Conclusions: Some cases of corticotropin-independent macronodular adrenal hyperplasia appear to be genetic, most often with inactivating mutations of ARMC5, a putative tumor-suppressor gene. Genetic testing for this condition, which often has a long and insidious prediagnostic course, might result in earlier identification and better management. (Funded by Agence Nationale de la Recherche and others.).

Figure 1. Chromosomal Alterations in Nodules Identified by Means of Single-Nucleotide Polymorphism (SNP) Arrays

Panel A shows the number of patients with corticotropin-independent macronodular adrenal hyperplasia who had a chromosomal alteration (gain, loss, or copy-neutral loss of heterozygosity) in at least one nodule. The most common event, the copy-neutral loss of heterozygosity in 16p, was detected in 7 of 26 patients. Panel B shows chromosome 16 from a nodule obtained from Patient 5 with a copy-neutral loss of heterozygosity in 16p. The upper part of the panel shows genotypes of the SNPs expressed as the B allele frequency. The lower part of the panel shows the DNA copy number expressed on a base-2 log scale (log ratio), with the red line corresponding to two copies of DNA.

Figure 2. ARMC5 Alterations in Leukocyte and Tumor DNA

Panel A shows the two ARMC5 alterations detected in the tumor DNA obtained from 18 patients. The analysis of leukocyte DNA (left column) shows the germline alteration (blue box). Each tumor under “Somatic Variants in Different Tumors” is shown as a box with a blue rectangle (showing the alteration in leukocyte DNA) and a yellow rectangle (showing the alteration that is detected only in the tumor DNA). Germline DNA from 4 patients was not available (bottom right). Panel B shows Western blot analysis of ARMC5 protein in adrenocortical human cell line H295R transfected with control small interfering RNA (siRNA) or ARMC5 siRNA (left), 3 normal adrenal glands (middle), and 17 samples obtained from patients with corticotropin-independent macronodular adrenal hyperplasia (right): 7 without an ARMC5 alteration and 10 with various types of ARMC5 alterations. LOH denotes loss of heterozygosity, LT left tumor, and RT right tumor.

Figure 3. Analysis of Multiple Nodules Obtained from the Same Patient

Computed tomographic scans and the various nodules present on both adrenal glands in Patient 5 are shown. Each nodule showed the germline defect (blue). A second alteration (yellow) differed between the two adrenals.

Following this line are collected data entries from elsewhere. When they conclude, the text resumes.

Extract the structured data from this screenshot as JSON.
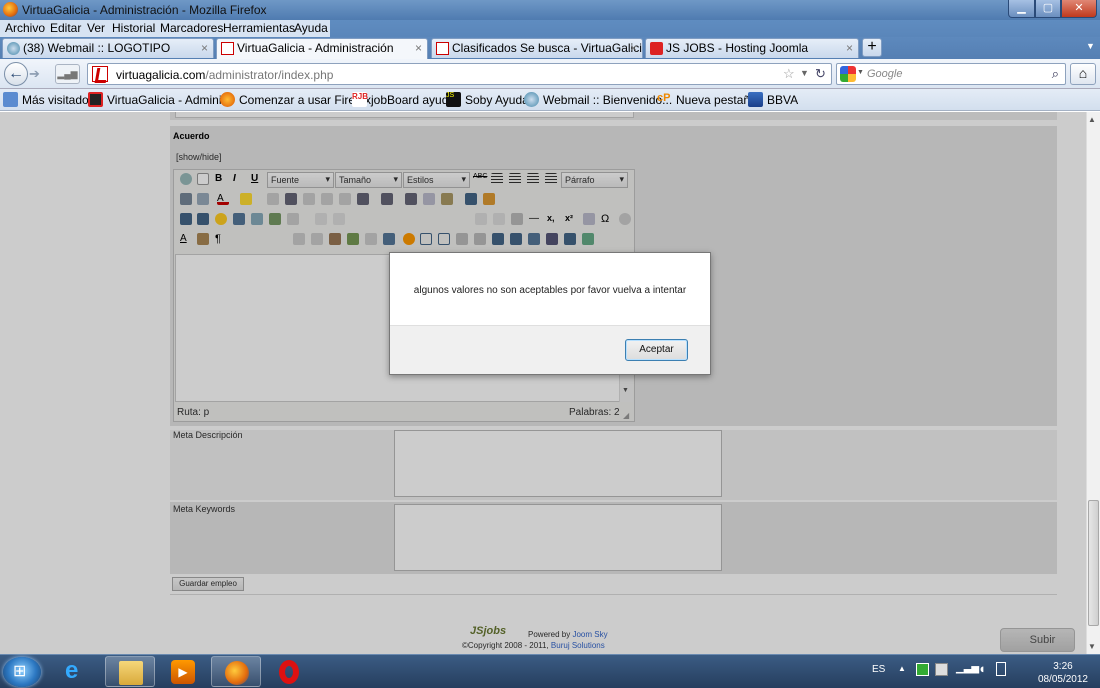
{
  "window": {
    "title": "VirtuaGalicia - Administración - Mozilla Firefox"
  },
  "menu": [
    "Archivo",
    "Editar",
    "Ver",
    "Historial",
    "Marcadores",
    "Herramientas",
    "Ayuda"
  ],
  "tabs": [
    {
      "label": "(38) Webmail :: LOGOTIPO",
      "close": "×"
    },
    {
      "label": "VirtuaGalicia - Administración",
      "close": "×"
    },
    {
      "label": "Clasificados Se busca - VirtuaGalicia",
      "close": "×"
    },
    {
      "label": "JS JOBS - Hosting Joomla",
      "close": "×"
    }
  ],
  "new_tab": "+",
  "nav": {
    "url_domain": "virtuagalicia.com",
    "url_path": "/administrator/index.php",
    "search_placeholder": "Google"
  },
  "bookmarks": [
    "Más visitados",
    "VirtuaGalicia - Admini...",
    "Comenzar a usar Firefox",
    "jobBoard ayuda",
    "Soby Ayuda",
    "Webmail :: Bienvenido...",
    "Nueva pestaña",
    "BBVA"
  ],
  "form": {
    "section_label": "Acuerdo",
    "show_hide": "[show/hide]",
    "toolbar": {
      "font": "Fuente",
      "size": "Tamaño",
      "styles": "Estilos",
      "format": "Párrafo"
    },
    "status_path": "Ruta: p",
    "status_words": "Palabras: 2",
    "meta_description_label": "Meta Descripción",
    "meta_keywords_label": "Meta Keywords",
    "save_button": "Guardar empleo"
  },
  "footer": {
    "logo": "JSjobs",
    "powered_by": "Powered by",
    "powered_link": "Joom Sky",
    "copyright": "©Copyright 2008 - 2011,",
    "copyright_link": "Buruj Solutions",
    "submit": "Subir"
  },
  "dialog": {
    "message": "algunos valores no son aceptables por favor vuelva a intentar",
    "ok": "Aceptar"
  },
  "taskbar": {
    "lang": "ES",
    "time": "3:26",
    "date": "08/05/2012"
  }
}
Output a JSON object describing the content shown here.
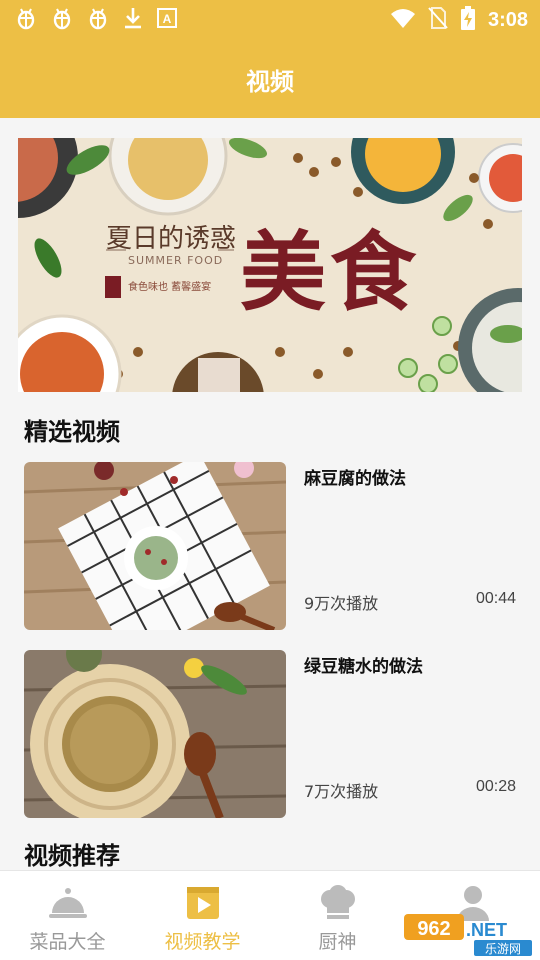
{
  "status_bar": {
    "time": "3:08",
    "left_icons": [
      "bug-icon",
      "bug-icon",
      "bug-icon",
      "download-icon",
      "font-icon"
    ],
    "right_icons": [
      "wifi-icon",
      "no-sim-icon",
      "battery-charging-icon"
    ]
  },
  "header": {
    "title": "视频"
  },
  "banner": {
    "title_small": "夏日的诱惑",
    "subtitle": "SUMMER FOOD",
    "tag": "食色味也  蓄馨盛宴",
    "title_big": "美食"
  },
  "featured": {
    "title": "精选视频",
    "videos": [
      {
        "title": "麻豆腐的做法",
        "plays": "9万次播放",
        "duration": "00:44"
      },
      {
        "title": "绿豆糖水的做法",
        "plays": "7万次播放",
        "duration": "00:28"
      }
    ]
  },
  "recommended": {
    "title": "视频推荐"
  },
  "tabs": [
    {
      "label": "菜品大全",
      "icon": "cloche-icon",
      "active": false
    },
    {
      "label": "视频教学",
      "icon": "video-icon",
      "active": true
    },
    {
      "label": "厨神",
      "icon": "chef-hat-icon",
      "active": false
    },
    {
      "label": "",
      "icon": "person-icon",
      "active": false
    }
  ],
  "watermark": {
    "number": "962",
    "suffix": ".NET",
    "text": "乐游网"
  },
  "colors": {
    "accent": "#edbf45",
    "banner_title": "#7a1c24",
    "inactive": "#999999"
  }
}
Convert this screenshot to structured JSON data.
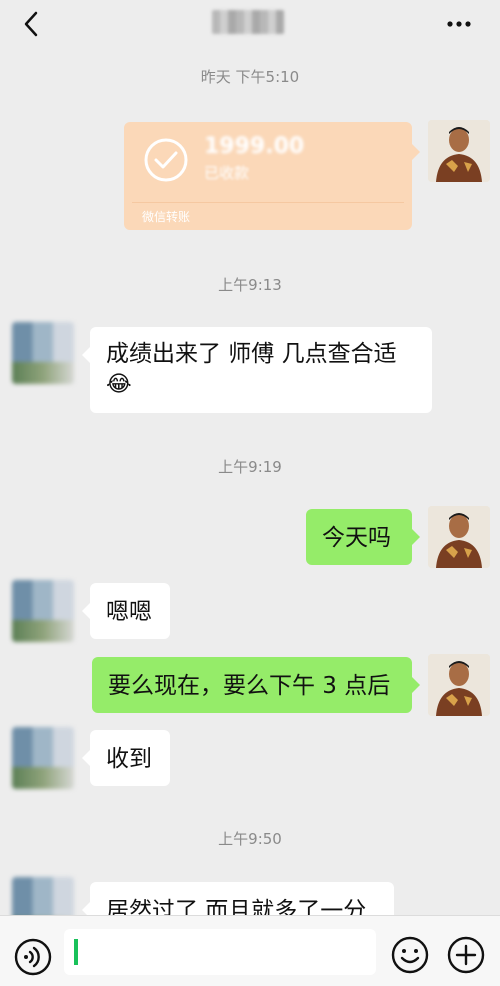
{
  "header": {
    "title": "",
    "back_icon": "chevron-left-icon",
    "more_icon": "more-dots-icon"
  },
  "timestamps": [
    "昨天 下午5:10",
    "上午9:13",
    "上午9:19",
    "上午9:50"
  ],
  "transfer": {
    "amount": "1999.00",
    "status": "已收款",
    "label": "微信转账"
  },
  "messages": [
    {
      "side": "left",
      "text": "成绩出来了 师傅 几点查合适",
      "emoji": "😂"
    },
    {
      "side": "right",
      "text": "今天吗"
    },
    {
      "side": "left",
      "text": "嗯嗯"
    },
    {
      "side": "right",
      "text": "要么现在，要么下午 3 点后"
    },
    {
      "side": "left",
      "text": "收到"
    },
    {
      "side": "left",
      "text": "居然过了 而且就多了一分"
    }
  ],
  "bottom": {
    "voice_icon": "voice-icon",
    "emoji_icon": "emoji-icon",
    "plus_icon": "plus-icon",
    "input_value": ""
  },
  "colors": {
    "background": "#ededed",
    "bubble_left": "#ffffff",
    "bubble_right": "#95ec69",
    "transfer": "#fbd8b8",
    "timestamp": "#8a8a8a"
  }
}
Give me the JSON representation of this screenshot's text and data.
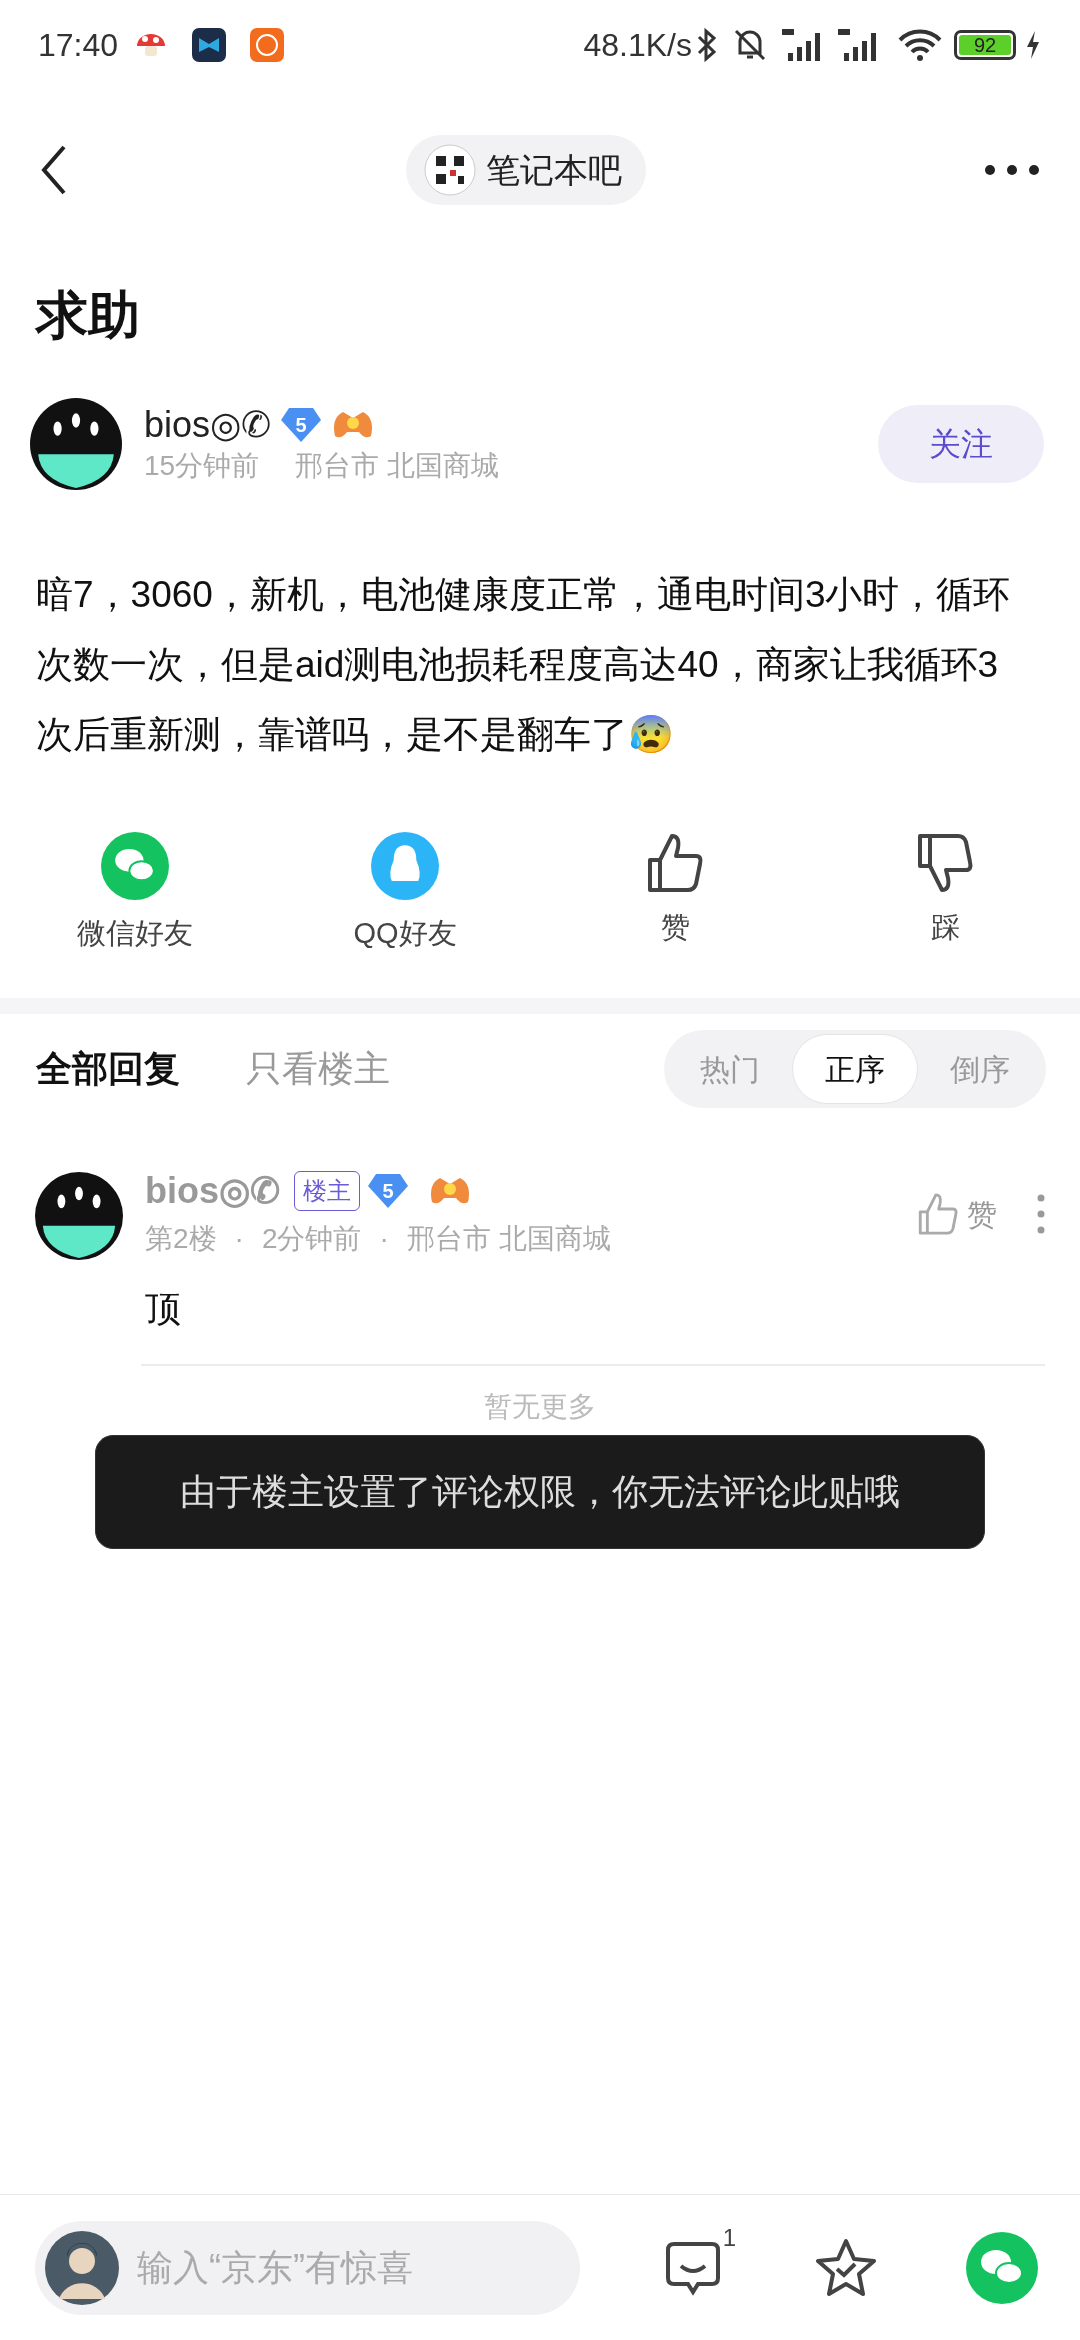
{
  "status_bar": {
    "time": "17:40",
    "network_speed": "48.1K/s",
    "battery": "92"
  },
  "header": {
    "forum_name": "笔记本吧"
  },
  "post": {
    "title": "求助",
    "author": {
      "name": "bios◎✆",
      "level": "5",
      "time": "15分钟前",
      "location": "邢台市 北国商城"
    },
    "follow_label": "关注",
    "content": "暗7，3060，新机，电池健康度正常，通电时间3小时，循环次数一次，但是aid测电池损耗程度高达40，商家让我循环3次后重新测，靠谱吗，是不是翻车了😰",
    "share_actions": [
      {
        "kind": "wechat",
        "label": "微信好友"
      },
      {
        "kind": "qq",
        "label": "QQ好友"
      },
      {
        "kind": "like",
        "label": "赞"
      },
      {
        "kind": "dislike",
        "label": "踩"
      }
    ]
  },
  "reply_tabs": [
    {
      "label": "全部回复",
      "selected": true
    },
    {
      "label": "只看楼主",
      "selected": false
    }
  ],
  "sort_options": [
    {
      "label": "热门",
      "selected": false
    },
    {
      "label": "正序",
      "selected": true
    },
    {
      "label": "倒序",
      "selected": false
    }
  ],
  "replies": [
    {
      "name": "bios◎✆",
      "op_badge": "楼主",
      "level": "5",
      "floor": "第2楼",
      "separator": "·",
      "time": "2分钟前",
      "location": "邢台市 北国商城",
      "like_label": "赞",
      "content": "顶"
    }
  ],
  "end_note": "暂无更多",
  "toast": "由于楼主设置了评论权限，你无法评论此贴哦",
  "bottom_bar": {
    "placeholder": "输入“京东”有惊喜",
    "comment_count": "1"
  }
}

Figure 4. Analysis of the Role of ARMC5

Panels A and B show the effects of ARMC5 inactivation by siRNA on the expression of ARMC5, NR5A1, NR0B1, MC2R, CYP17A1, and CYP21A2 and on basal and forskolin-stimulated cortisol synthesis in adrenocortical H295R cells. NS denotes not significant. Panel C shows immunofluorescence staining of transfected H295R cells with different ARMC5-FLAG constructs (a nonmutated construct and two missense mutants: p.R898W and p.L548P). After 6 hours, the cells expressing the ARMC5 constructs had normal morphologic features. After 14 hours, the cells expressing the nonmutant ARMC5 construct (white arrows) were apoptotic (coexpression of the cleaved caspase 3 [green stain] and altered cell morphology with condensed nuclei), and the cells expressing the missense ARMC5 constructs (p.R898W and p.L548P) were not apoptotic. Red staining shows FLAG antibodies (ARMC5 constructs), and blue staining shows 4′,6-diamidino-2-phenylindole (DAPI) (cell nuclei).